Divergent. I went and saw this last night. To say that it is looking to springboard off the successes of Twilight and the Hunger Games would be entirely accurate. Take a young female lead and put her into a futuristic story that involves worldwide domination. Here, more like Hunger Games it is a futuristic world, where there is Big Brother/1984 organization for a post-war New World where conformity is the societal mantra.
Star Shailene Woodley is very good, but here she has very little to work with. I like her and think that she was excellent as the eldest daughter to George Clooney in The Descendents. The story here is pretty basic, yet unexplained for the most part. As in many situations, you have to put aside logic and just go with it. Or you are left with questions like: so they put a wall around Chicago and set up this secular society (in houses much like Harry Potter, here called Factions) but then you don’t have yourself as the leader of all these factions. Much of the history is foggy. Or, why as part of this coup that is being undertaken is it necessary to wipe out an entire faction who has shown no weapons nor any aptitude for aggressive tactics? Where are the adults in the more aggressive and protective faction?
Romantically, there is virtually no chemistry between our two lead performers. He is channeling Keanu Reeves very well in playing dim and monosyllabic. The relationship hinted at not-so-subtley early becomes more full blown as expected, and as a father of a 16yo girl I was very happy to see that our heroine actually utters that she does not want to “rush things”. Thank God!!! She’s 16!!!!

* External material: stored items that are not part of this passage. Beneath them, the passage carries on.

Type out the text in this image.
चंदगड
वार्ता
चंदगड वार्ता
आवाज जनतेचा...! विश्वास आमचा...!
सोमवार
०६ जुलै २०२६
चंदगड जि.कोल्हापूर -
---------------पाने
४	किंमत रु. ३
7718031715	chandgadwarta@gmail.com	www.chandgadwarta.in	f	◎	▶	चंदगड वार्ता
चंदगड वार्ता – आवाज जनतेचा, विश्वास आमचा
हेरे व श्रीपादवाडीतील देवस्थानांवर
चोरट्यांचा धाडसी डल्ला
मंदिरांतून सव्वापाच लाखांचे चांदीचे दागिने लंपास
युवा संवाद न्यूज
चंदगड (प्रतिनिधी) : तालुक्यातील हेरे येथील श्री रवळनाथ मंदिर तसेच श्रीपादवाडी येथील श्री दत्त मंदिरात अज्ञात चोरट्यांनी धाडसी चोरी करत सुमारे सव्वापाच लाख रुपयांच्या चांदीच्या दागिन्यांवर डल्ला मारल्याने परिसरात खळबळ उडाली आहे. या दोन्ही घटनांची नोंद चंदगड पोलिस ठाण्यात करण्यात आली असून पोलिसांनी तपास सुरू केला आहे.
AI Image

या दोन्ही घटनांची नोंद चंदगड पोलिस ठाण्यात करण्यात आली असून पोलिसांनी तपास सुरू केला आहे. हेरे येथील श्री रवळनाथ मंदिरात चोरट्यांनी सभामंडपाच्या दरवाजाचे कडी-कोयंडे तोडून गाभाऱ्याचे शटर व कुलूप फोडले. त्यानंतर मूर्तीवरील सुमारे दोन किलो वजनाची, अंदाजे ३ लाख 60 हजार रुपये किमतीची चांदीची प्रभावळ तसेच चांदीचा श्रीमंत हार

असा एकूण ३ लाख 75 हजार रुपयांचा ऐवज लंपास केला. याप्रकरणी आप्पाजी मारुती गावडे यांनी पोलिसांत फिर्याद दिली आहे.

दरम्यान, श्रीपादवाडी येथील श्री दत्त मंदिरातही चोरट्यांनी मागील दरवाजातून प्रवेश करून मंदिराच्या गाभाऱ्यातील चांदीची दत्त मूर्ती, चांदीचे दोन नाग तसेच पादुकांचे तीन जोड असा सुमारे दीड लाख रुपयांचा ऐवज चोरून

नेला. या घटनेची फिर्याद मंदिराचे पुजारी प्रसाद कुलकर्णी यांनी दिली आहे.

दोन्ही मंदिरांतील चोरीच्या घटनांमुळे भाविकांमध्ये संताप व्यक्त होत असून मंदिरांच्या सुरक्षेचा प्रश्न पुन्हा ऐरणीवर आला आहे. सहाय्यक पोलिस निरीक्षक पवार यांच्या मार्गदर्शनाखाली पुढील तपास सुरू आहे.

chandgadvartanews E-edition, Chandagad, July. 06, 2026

In the end, the movie as a first installment does not have me clamouring for more. I feel no compulsion to buy the books, and will let my daughter read them if she chooses. I feel no need to see another one, except with the hope that our heroine is put through some more interesting challenges.
In the Trailers, there is the new Shailene movie called The Fault in Our Stars which mirrors it seems A Walk to Remember with a presumably dying young woman with a terminal illness who finds love when she feels it is something that she should not have. Miss Woodley has cut her hair, but it seems like quite the tear jerker.